A Dutch cyclist who says he was scheduled to be on both Malaysia Airlines flights MH370 and MH17 — only to switch his tickets at the last minute — knows he's lucky to be alive but has decided to stop speaking publicly about it.
Maarten de Jonge, a 29-year-old rider for the Terengganu team in Malaysia, said in a statement on his website that he's been inundated with media requests since tweeting about his fortunate change of plans.
"I'm frankly overwhelmed by the number of requests," de Jonge said. "What has happened is terrible, so many victims, that's a horrible thing. From reverence for the victims and their families, I do not think it [is] appropriate to tell my story."
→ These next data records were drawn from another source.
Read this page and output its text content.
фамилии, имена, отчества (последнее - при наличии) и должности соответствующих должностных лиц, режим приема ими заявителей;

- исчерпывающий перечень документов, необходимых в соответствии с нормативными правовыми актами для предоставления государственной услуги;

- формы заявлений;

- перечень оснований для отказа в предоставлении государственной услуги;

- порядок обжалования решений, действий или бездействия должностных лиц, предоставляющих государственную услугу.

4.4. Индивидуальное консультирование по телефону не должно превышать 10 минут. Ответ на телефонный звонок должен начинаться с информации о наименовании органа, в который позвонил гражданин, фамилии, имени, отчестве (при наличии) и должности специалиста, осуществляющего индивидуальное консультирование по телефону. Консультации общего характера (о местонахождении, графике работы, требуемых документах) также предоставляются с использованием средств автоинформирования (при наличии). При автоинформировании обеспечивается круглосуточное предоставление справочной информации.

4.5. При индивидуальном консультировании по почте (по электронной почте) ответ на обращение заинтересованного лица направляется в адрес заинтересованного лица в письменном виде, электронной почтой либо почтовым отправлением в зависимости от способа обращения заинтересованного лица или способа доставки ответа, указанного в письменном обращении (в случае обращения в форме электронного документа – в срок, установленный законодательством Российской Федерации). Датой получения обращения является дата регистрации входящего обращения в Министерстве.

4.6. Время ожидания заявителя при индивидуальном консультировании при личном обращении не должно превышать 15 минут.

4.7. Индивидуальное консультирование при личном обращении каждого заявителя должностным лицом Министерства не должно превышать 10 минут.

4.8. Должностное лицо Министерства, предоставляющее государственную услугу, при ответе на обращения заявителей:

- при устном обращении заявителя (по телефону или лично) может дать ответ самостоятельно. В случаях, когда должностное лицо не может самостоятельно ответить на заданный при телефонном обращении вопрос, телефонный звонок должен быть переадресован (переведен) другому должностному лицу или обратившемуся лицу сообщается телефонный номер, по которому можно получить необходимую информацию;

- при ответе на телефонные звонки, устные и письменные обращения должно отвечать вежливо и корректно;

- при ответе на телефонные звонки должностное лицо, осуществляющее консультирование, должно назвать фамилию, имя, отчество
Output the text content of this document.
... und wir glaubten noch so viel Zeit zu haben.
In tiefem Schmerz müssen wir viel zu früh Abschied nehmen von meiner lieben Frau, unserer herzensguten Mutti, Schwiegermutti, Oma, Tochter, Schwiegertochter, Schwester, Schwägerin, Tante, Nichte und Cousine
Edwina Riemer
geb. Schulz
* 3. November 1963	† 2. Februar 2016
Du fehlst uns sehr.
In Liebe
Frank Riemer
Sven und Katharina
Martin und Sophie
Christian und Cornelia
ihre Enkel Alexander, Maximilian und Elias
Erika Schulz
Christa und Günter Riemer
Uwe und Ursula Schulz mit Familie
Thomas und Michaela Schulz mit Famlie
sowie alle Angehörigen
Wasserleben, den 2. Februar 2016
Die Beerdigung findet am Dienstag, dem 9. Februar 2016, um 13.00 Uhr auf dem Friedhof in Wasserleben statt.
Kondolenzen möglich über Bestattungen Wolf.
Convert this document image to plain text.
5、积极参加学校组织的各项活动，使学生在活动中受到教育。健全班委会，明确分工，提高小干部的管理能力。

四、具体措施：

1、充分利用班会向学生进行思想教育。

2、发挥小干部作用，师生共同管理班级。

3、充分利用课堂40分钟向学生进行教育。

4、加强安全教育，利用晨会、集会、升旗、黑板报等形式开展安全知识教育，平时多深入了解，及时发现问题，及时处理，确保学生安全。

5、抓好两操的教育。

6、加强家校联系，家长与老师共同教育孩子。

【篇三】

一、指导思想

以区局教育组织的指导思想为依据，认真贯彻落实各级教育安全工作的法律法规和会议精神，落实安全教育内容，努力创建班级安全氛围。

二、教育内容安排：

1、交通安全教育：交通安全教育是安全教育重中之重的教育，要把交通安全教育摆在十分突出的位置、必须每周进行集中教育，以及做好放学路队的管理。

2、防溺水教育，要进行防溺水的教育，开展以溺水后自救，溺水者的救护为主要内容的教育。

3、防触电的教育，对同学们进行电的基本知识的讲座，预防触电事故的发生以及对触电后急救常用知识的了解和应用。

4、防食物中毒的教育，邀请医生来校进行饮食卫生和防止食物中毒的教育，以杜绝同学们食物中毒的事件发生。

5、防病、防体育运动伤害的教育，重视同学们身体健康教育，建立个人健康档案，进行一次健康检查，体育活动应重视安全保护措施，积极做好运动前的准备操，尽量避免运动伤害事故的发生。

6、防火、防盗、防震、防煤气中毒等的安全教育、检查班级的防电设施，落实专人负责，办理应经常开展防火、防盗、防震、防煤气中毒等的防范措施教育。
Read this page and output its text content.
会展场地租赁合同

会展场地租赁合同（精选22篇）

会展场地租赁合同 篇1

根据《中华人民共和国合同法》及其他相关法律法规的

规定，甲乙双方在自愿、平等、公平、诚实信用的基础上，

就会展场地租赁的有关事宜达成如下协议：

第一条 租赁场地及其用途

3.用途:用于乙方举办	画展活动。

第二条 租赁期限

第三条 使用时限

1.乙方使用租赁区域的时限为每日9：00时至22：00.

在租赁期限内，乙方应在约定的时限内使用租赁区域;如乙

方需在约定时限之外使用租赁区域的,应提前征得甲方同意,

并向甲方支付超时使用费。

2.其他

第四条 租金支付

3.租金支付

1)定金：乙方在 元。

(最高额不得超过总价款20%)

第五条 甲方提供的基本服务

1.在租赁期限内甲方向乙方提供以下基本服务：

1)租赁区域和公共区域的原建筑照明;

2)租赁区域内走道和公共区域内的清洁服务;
Officials say 298 people — 189 of them Dutch citizens — were killed when Malaysia Airlines Flight MH17 was struck by a surface-to-air missile along the Russia-Ukraine border.
While de Jonge said he is "happy" he decided not to take the flight at "the last moment," his story "is ultimately nothing compared to the misery so many people are [experiencing]. Attention should be paid to the victims and survivors. Wishing everyone affected by this disaster a lot of strength."
The cyclist was planning to travel back to Kuala Lumpur on Flight MH17 on July 17 after competing in last month's National Championship Road Race in the Netherlands, but told a local television station he decided to save money by flying through Frankfurt instead.
According to the Telegraph, de Jonge was scheduled to be on Malaysia Airlines Flight MH370 from Kuala Lumpur en route to Beijing in March but switched his ticket to avoid a stopover. The flight disappeared from radar and has yet to be found.
"I could have taken that one just as easily," de Jonge said, according to RTV Oost. "It's inconceivable. I am very sorry for the passengers and their families, yet I am very pleased I'm unharmed."
According to his website, de Jonge, who finished 35th at the Dutch cycling event, was still planning to fly to Malaysia via Frankfurt on Sunday.
"I have been lucky twice,” he said. “You should try not to worry too much because then you won’t get anywhere."